Termination of Parental Rights

Charlotte Family Law Services

Generally, parental rights termination is an extraordinary remedy and will occur only when the parent or parents “have demonstrated that they will not provide the degree of care that promotes the healthy and orderly physical and emotional well-being of the child.”

The qualified family law attorneys at Weaver, Bennett & Bland are strong advocates for the well-being of children. Contact them at (704) 844-1400 to discuss your circumstances and legal options in the Charlotte area regarding termination of parental rights or the preservation of your rights.

Who can petition for termination of parental rights?

The following individuals may petition for termination of parental rights:

  1. Either parent seeking termination of the rights of the other parent (parents may not seek termination of their own rights);
  2. Any judicially appointed guardian of the child;
  3. The Department of Social Services or any licensed child placement agency that has custody through a court order, or to which the child has been given for adoption;
  4. Any person with whom the child has resided for a continuous period of two years before filing the petition;
  5. Any guardian ad litem appointed to represent the child who has served in that capacity for one year; and
  6. Any person who has filed a petition for adoption.

In what situations can I seek termination of parental rights?

There are several grounds for which the above individuals may seek to terminate the parental rights of a parent:

  1. Abuse: an abused juvenile is any juvenile under the age of 18, whose parents or other person responsible for care inflicts, or allows to be inflicted, serious physical injury; creates, or allows to be created, risk of serious physical injury; commits, permits, or encourages the commission of any sexual act or photographic depiction thereof; creates, or allows to be created, serious emotional damage to the juvenile and refuses to permit, provide for or participate in treatment; or encourages, directs, or approves of delinquent acts involving moral turpitude committed by the juvenile.
  2. Neglect: a neglected juvenile is one who does not receive proper care, supervision, or discipline, or has been abandoned, or is not provided necessary medical care or other remedial care. The evidence of neglect must relate to neglect at the time of the termination, not to past conditions that no longer exist, unless there is evidence that the conditions will recur. The standard for finding abandonment requires conduct evidencing a settled purpose and willful intent to forgo parental duties and responsibilities. In other words, to amount to neglect, failure to pay child support must be willful, without justification, and purposeful.
  3. Parent Leaves Child in Foster Care: parental rights may be terminated if a parent has willfully left the child in foster care for more than 12 months without being able to show progress toward correcting the conditions that led to foster care placement. However, there can be no termination solely because the parent is unable to care for the child because of poverty.
  4. Failure to Contribute to Costs of Caring for Child: if a child has been in custody of the Department of Social Services, a licensed child placement agency, or a childcare institution, and the parent, for six months prior to filing of the petition, has failed to pay a reasonable portion of cost of care, parental rights can be terminated.
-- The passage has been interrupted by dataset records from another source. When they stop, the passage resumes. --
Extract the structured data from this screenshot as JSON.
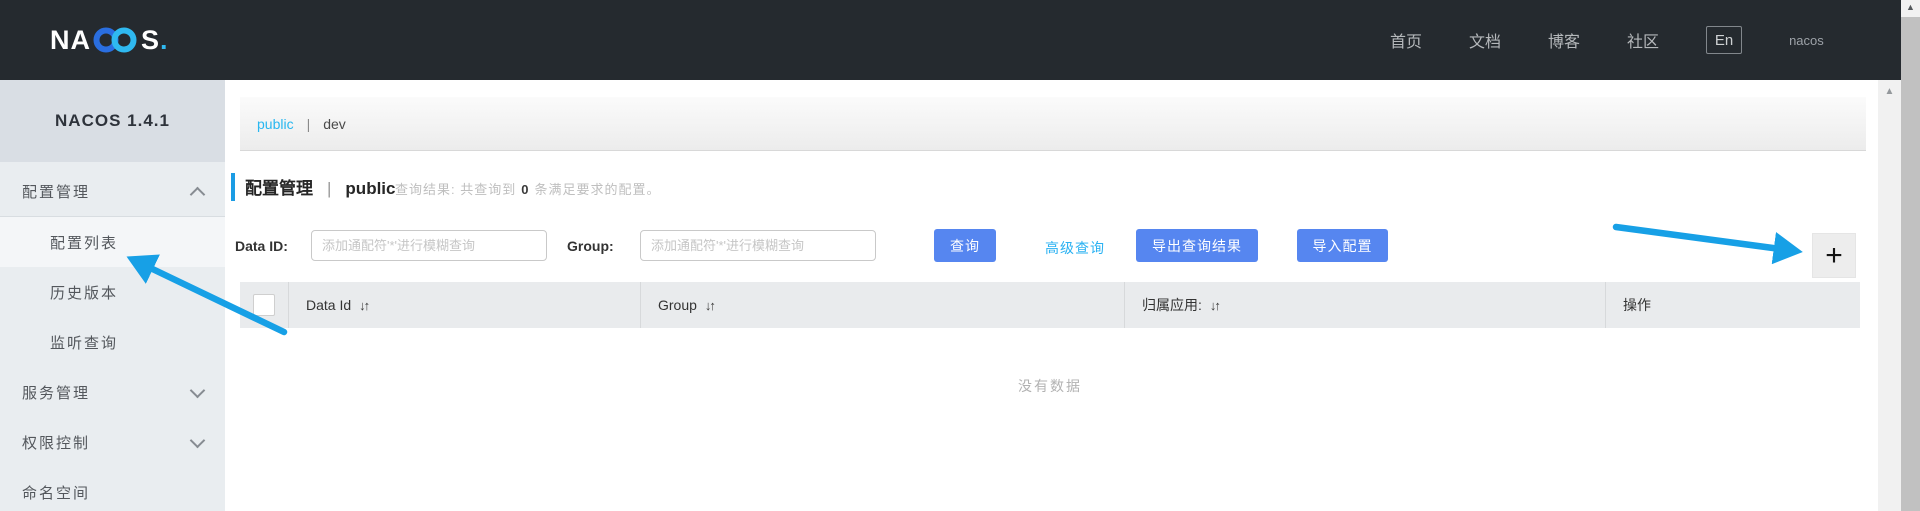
{
  "topbar": {
    "logo": {
      "part1": "NA",
      "part2": "S",
      "dot": "."
    },
    "nav": [
      {
        "label": "首页"
      },
      {
        "label": "文档"
      },
      {
        "label": "博客"
      },
      {
        "label": "社区"
      }
    ],
    "lang_button": "En",
    "user": "nacos"
  },
  "sidebar": {
    "version": "NACOS 1.4.1",
    "items": [
      {
        "label": "配置管理"
      },
      {
        "label": "配置列表"
      },
      {
        "label": "历史版本"
      },
      {
        "label": "监听查询"
      },
      {
        "label": "服务管理"
      },
      {
        "label": "权限控制"
      },
      {
        "label": "命名空间"
      }
    ]
  },
  "breadcrumb": {
    "namespace": "public",
    "separator": "|",
    "env": "dev"
  },
  "page_header": {
    "title": "配置管理",
    "separator": "|",
    "namespace": "public",
    "result_prefix": "查询结果: 共查询到",
    "result_count": "0",
    "result_suffix": "条满足要求的配置。"
  },
  "filters": {
    "data_id_label": "Data ID:",
    "data_id_placeholder": "添加通配符'*'进行模糊查询",
    "group_label": "Group:",
    "group_placeholder": "添加通配符'*'进行模糊查询",
    "search_button": "查询",
    "advanced_query_link": "高级查询",
    "export_button": "导出查询结果",
    "import_button": "导入配置",
    "add_button": "+"
  },
  "table": {
    "columns": [
      {
        "label": "Data Id"
      },
      {
        "label": "Group"
      },
      {
        "label": "归属应用:"
      },
      {
        "label": "操作"
      }
    ],
    "sort_icon": "↓↑",
    "empty_text": "没有数据"
  },
  "icons": {
    "scroll_up": "▲"
  },
  "colors": {
    "header_bg": "#252a2f",
    "accent_blue": "#5686f0",
    "link_cyan": "#29b1f2",
    "title_accent": "#1b9ce4",
    "annotation_arrow": "#17a0e6",
    "sidebar_bg": "#e9edf0"
  }
}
This failure to pay must be “willful”- i.e., the parent did not pay although physically and financially able to do so.
  5. Failure to Comply with Custody Decree or Agreement: parental rights may be terminated if one parent has been awarded custody by decree or agreement of the parents, and the other has, for one year or more, willfully failed without justification to pay for the care, support, and education of the child, as required by the decree or custody agreement.
  6. Father of Non-marital Child Fails to Take Steps to Change Child’s Status: the parental rights of the father of a non-marital child may be terminated if the father has not, prior to the filing of the petition to terminate his rights:
    • Established paternity judicially or by affidavit;
    • Legitimate the child or marry the child’s mother; or
    • Provided substantial financial support or consistent care with respect to the child and mother.
  7. Parent is Mentally Incapable of Providing Care or Supervision: if a parent is incapable, as a result of mental retardation or other degenerative mental condition, of providing for care and supervision of the child, her parental rights may be terminated.
  8. Abandonment: parental rights may be terminated if the parent has willfully abandoned the child for at least six consecutive months immediately preceding the filing of the petition. A child may be willfully abandoned by the natural father if the mother of the child has been willfully abandoned by, and was living separate and apart from, the father at the time of the child’s birth. In any event, the child must be over the age of three months at the time of the filing of the petition.

What are my rights?

  • Indigents (a person who cannot provide the necessities of life for himself/herself or without sufficient income to afford an attorney) have a right to appointed counsel at a parental rights termination hearing. However, this right may be waived.
  • A parent also has a statutory right to appointed counsel in a civil petition to determine child abuse, neglect, or dependency. This statutory right is violated by talking to parents about surrendering their parental rights without the presence of their counsel.

A guardian ad litem (an adult whom the court appoints during a legal action to investigate what solutions would be in the “best interests of a child” ) must be appointed for the parent whose rights are sought to be terminated if that parent is under 18 or is mentally incompetent.